Examining Moderated Effects of Additional Adolescent Substance Use Treatment
Structural Nested Mean Model Estimation Using Inverse-Weighted Regression with Residuals
Published In: The Methodology Center Technical Report Series, no. 12-121 (State College, PA: The Methodology Center, 2012), 44 p
This article considers the problem of examining causal effect moderation using observational, longitudinal data in which treatment, candidate moderators, and putative confounders are time-varying. Robins' (1994) structural nested mean model (SNMM) is used to specify the moderated time-varying causal effects of interest in a conditional mean model for a continuous response given time-varying treatments and candidate time-varying moderators. We present an easy-to-use estimator of the SNMM that combines an existing regression-with-residuals (RR) approach with an inverse-probability-of-treatment weighting (IPTW) strategy. The RR approach has been shown to identify the moderated time-varying causal effects if the candidate time-varying moderators of interest are the sole time-varying confounders.
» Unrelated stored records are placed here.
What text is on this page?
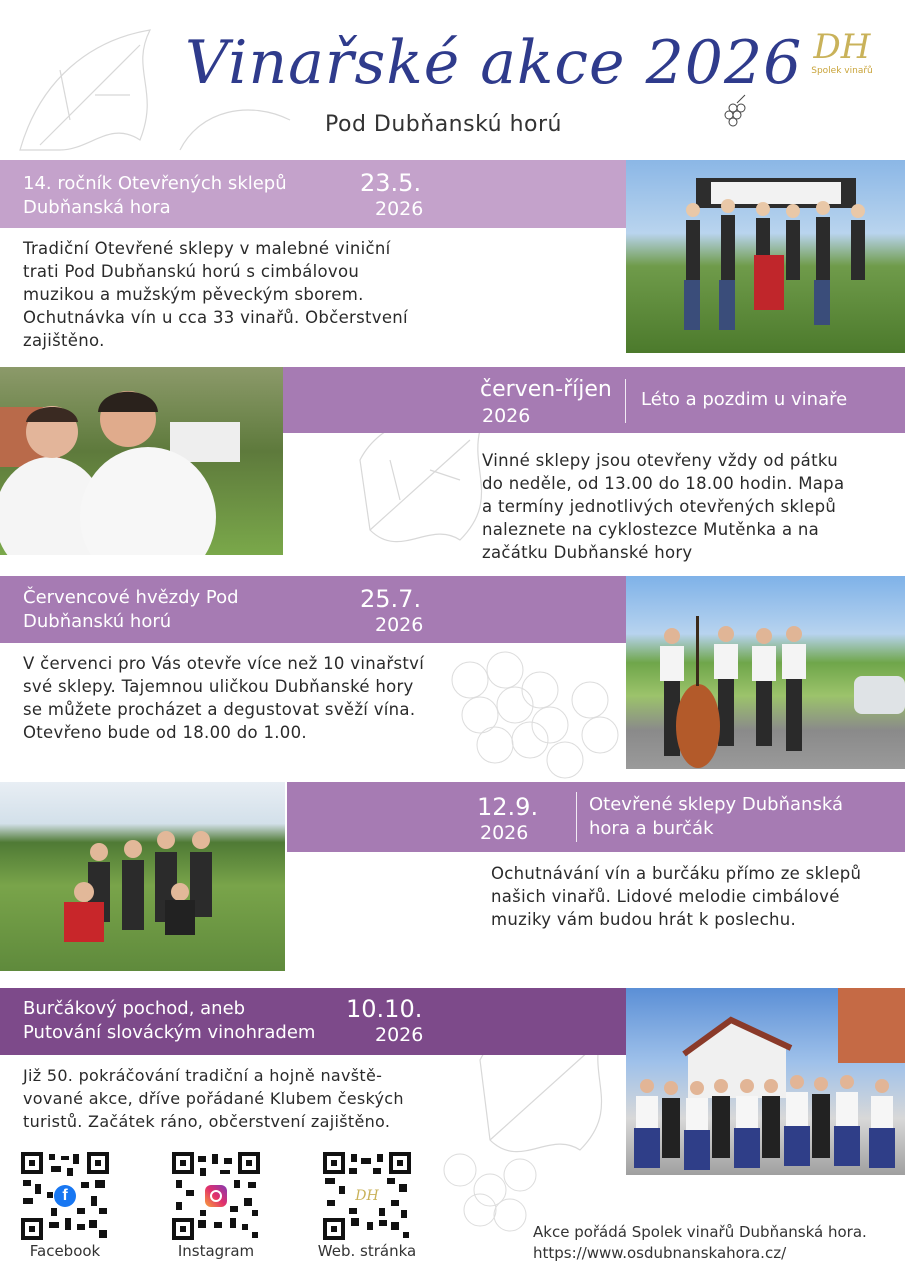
Vinařské akce 2026
Pod Dubňanskú horú
DH
Spolek vinařů
14. ročník Otevřených sklepů
Dubňanská hora
23.5.
2026
Tradiční Otevřené sklepy v malebné viniční
trati Pod Dubňanskú horú s cimbálovou
muzikou a mužským pěveckým sborem.
Ochutnávka vín u cca 33 vinařů. Občerstvení
zajištěno.
červen-říjen
2026
Léto a pozdim u vinaře
Vinné sklepy jsou otevřeny vždy od pátku
do neděle, od 13.00 do 18.00 hodin. Mapa
a termíny jednotlivých otevřených sklepů
naleznete na cyklostezce Mutěnka a na
začátku Dubňanské hory
Červencové hvězdy Pod
Dubňanskú horú
25.7.
2026
V červenci pro Vás otevře více než 10 vinařství
své sklepy. Tajemnou uličkou Dubňanské hory
se můžete procházet a degustovat svěží vína.
Otevřeno bude od 18.00 do 1.00.
12.9.
2026
Otevřené sklepy Dubňanská
hora a burčák
Ochutnávání vín a burčáku přímo ze sklepů
našich vinařů. Lidové melodie cimbálové
muziky vám budou hrát k poslechu.
Burčákový pochod, aneb
Putování slováckým vinohradem
10.10.
2026
Již 50. pokráčování tradiční a hojně navště-
vované akce, dříve pořádané Klubem českých
turistů. Začátek ráno, občerstvení zajištěno.
f
Facebook	Instagram
DH
Web. stránka
Akce pořádá Spolek vinařů Dubňanská hora.
https://www.osdubnanskahora.cz/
The proposed IPTW+RR approach identifies the moderated time-varying causal effects in the SNMM in the presence of an additional, auxiliary set of known and measured putative time-varying confounders, which are not candidate time-varying moderators of interest. A small simulation experiment is used to compare IPTW+RR vs the traditional regression approach, and to compare small and large sample properties of asymptotic versus bootstrap estimators of the standard errors for the IPTW+RR approach. This article clarifies the distinction between time-varying moderators and time-varying confounders. The methodology is illustrated in a case study examining the moderated time-varying effects of additional adolescent substance use treatment on future substance use, as a function of time-varying frequency of substance use.